We drive past the homes of 3000 slum dwellers to his school. The school has been going for two years now. One year was spent in the slum, now he has enough backing to rent a space in a nearby apartment block. Nitesh left his banking job in the city and started Shrestra School for slum children and orphans with his teacher wife, Chitra. The first year was tough. He had to gain funding and donations from various sources. Then he had to persuade the parents of the slum children that education would benefit their future. Most of the slum children are forced into child labour to feed themselves and their families. Most children are born into a lifetime of shining shoes, begging and recycling rubbish. Nitesh aims to stop that.

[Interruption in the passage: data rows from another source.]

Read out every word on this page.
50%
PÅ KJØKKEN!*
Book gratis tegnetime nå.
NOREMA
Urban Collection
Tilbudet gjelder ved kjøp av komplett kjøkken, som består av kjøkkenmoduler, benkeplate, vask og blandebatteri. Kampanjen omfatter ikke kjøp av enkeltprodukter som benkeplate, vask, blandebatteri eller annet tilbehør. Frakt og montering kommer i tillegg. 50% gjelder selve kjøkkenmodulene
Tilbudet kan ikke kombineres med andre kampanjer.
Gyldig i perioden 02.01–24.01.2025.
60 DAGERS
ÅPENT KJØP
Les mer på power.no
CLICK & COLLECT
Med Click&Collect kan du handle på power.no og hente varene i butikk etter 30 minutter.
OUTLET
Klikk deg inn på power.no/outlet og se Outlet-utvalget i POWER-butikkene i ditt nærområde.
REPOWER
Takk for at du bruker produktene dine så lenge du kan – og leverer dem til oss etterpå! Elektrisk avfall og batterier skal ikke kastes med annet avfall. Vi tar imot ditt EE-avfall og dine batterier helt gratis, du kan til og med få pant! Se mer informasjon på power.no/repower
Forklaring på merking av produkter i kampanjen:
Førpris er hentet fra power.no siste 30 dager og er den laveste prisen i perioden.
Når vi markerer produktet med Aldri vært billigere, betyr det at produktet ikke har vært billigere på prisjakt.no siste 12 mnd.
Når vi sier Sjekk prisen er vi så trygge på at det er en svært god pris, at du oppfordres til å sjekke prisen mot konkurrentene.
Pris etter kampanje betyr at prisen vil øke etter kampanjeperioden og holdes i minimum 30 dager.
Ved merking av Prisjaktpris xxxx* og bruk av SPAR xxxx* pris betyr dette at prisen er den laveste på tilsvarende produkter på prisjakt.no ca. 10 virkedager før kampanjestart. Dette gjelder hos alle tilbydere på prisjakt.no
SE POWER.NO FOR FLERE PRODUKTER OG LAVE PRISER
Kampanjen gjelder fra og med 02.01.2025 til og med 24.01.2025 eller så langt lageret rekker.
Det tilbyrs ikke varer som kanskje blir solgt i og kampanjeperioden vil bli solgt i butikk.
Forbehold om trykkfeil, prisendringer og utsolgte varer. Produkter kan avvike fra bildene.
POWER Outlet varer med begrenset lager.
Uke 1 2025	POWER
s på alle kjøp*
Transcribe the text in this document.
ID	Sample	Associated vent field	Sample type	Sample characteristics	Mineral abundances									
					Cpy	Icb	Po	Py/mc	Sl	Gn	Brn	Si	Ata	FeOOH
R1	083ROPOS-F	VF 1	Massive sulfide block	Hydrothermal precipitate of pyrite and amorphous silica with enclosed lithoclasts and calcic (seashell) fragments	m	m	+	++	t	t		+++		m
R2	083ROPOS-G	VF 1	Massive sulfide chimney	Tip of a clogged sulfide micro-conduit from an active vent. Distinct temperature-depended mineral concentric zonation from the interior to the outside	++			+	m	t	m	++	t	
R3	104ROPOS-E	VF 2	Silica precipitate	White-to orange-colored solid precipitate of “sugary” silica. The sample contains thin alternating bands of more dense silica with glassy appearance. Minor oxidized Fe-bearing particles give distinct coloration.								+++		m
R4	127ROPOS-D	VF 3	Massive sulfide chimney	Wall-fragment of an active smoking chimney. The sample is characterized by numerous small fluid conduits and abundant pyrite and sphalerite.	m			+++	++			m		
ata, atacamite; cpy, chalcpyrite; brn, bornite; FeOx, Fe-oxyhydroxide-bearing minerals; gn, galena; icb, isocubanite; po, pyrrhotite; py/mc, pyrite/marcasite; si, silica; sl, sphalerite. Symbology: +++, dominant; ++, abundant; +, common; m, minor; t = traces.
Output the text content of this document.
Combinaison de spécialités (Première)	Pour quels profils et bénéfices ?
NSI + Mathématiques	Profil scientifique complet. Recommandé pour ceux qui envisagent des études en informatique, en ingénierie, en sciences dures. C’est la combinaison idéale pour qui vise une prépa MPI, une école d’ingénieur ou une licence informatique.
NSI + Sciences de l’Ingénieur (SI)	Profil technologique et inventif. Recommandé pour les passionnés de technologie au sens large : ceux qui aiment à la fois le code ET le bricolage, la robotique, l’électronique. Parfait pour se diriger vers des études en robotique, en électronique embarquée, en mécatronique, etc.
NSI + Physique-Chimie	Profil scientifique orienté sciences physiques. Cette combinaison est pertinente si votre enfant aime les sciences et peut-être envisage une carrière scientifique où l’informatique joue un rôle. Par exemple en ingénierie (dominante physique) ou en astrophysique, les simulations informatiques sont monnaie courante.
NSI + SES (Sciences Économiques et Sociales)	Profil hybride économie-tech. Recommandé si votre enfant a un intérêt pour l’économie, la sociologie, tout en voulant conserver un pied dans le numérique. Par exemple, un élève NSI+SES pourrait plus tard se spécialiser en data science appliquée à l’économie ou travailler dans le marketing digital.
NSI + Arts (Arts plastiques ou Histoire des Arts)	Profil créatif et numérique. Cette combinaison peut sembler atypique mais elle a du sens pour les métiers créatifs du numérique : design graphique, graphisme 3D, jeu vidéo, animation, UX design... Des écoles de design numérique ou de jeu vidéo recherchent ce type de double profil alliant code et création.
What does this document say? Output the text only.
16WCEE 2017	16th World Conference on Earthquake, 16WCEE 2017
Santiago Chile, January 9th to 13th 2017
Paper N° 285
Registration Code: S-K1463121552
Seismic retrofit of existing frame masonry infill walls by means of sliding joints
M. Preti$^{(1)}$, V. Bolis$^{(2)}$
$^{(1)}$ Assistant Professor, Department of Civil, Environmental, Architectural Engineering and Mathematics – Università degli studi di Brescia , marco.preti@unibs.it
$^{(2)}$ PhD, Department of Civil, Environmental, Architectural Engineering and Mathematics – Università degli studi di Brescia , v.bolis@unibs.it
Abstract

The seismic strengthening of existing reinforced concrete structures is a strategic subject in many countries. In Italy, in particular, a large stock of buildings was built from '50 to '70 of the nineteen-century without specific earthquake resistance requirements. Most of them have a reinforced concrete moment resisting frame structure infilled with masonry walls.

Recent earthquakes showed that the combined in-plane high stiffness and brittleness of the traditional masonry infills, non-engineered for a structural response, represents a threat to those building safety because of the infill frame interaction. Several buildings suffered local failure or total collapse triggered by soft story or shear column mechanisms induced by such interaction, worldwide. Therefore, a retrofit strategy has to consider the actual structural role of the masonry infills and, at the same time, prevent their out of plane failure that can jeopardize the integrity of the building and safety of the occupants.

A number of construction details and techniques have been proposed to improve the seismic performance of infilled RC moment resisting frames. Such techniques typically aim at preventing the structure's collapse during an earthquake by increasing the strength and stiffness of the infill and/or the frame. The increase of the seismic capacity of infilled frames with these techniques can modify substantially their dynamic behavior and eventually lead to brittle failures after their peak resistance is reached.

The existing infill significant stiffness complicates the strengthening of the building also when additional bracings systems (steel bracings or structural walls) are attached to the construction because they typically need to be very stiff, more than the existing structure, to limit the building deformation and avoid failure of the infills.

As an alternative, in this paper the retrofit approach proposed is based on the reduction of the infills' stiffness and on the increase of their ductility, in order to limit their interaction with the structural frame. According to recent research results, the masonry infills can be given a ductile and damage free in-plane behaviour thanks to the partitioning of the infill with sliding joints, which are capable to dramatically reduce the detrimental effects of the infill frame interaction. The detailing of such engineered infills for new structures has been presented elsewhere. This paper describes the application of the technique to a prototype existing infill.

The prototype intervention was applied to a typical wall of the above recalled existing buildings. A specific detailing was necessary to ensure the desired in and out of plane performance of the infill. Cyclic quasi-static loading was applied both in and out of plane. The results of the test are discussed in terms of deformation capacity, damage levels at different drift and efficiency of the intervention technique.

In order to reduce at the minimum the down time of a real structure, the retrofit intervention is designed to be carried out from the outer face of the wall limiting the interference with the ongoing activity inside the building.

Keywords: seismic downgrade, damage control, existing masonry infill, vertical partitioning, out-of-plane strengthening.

He now feeds and educates them 6 days a week in a place they are proud to call their school.
The children have a variety of problems socially, emotionally and physically. Something that I was unaware of when I first met them. On entry, I spot many cheeky smiles. Their problems hidden behind their excited faces.
The school has been donated educational posters and books. There is an old PC. The walls covered in murals painted by the children. The children sit on a carpet facing the teacher. There are children as young as 4 and as old as 16 years old.
Before I know it, I am in front of the class talking about England, playing Maths games and inventing on the spot quizzes. 2 hours pass. The children are excited but a pleasure to be with. It’s fun, I like them. All their issues and language barriers set aside, we all enjoyed the afternoons spontaneous activities.
Afterwards, Nitesh takes me inside the slum. The families welcome me, the children proud to show of their homes. The slum has no fresh water supply but they have spurred some electricity from the power lines. The shacks they live in are clean and well kept. However poor, Indians are very tidy people.
Returning to the family home for some mouthwatering food, I manage to digest the days activities. Fireworks crackle outside, tonight’s festivities kicking off. Children burn a life size replica of Raman stuffed with bangers and fireworks. The Hindu’s get rid of all their sins during the burning of Raman, ready for a fresh start. I watch in street as excited children run around dancing and playing as Raman lets off a torrent of fireworks. Health and safety tossed aside, the whole community are involved and having fun.
I prepare for tomorrows lesson on life in England.
Today was awesome. My eyes open, my mind even more so.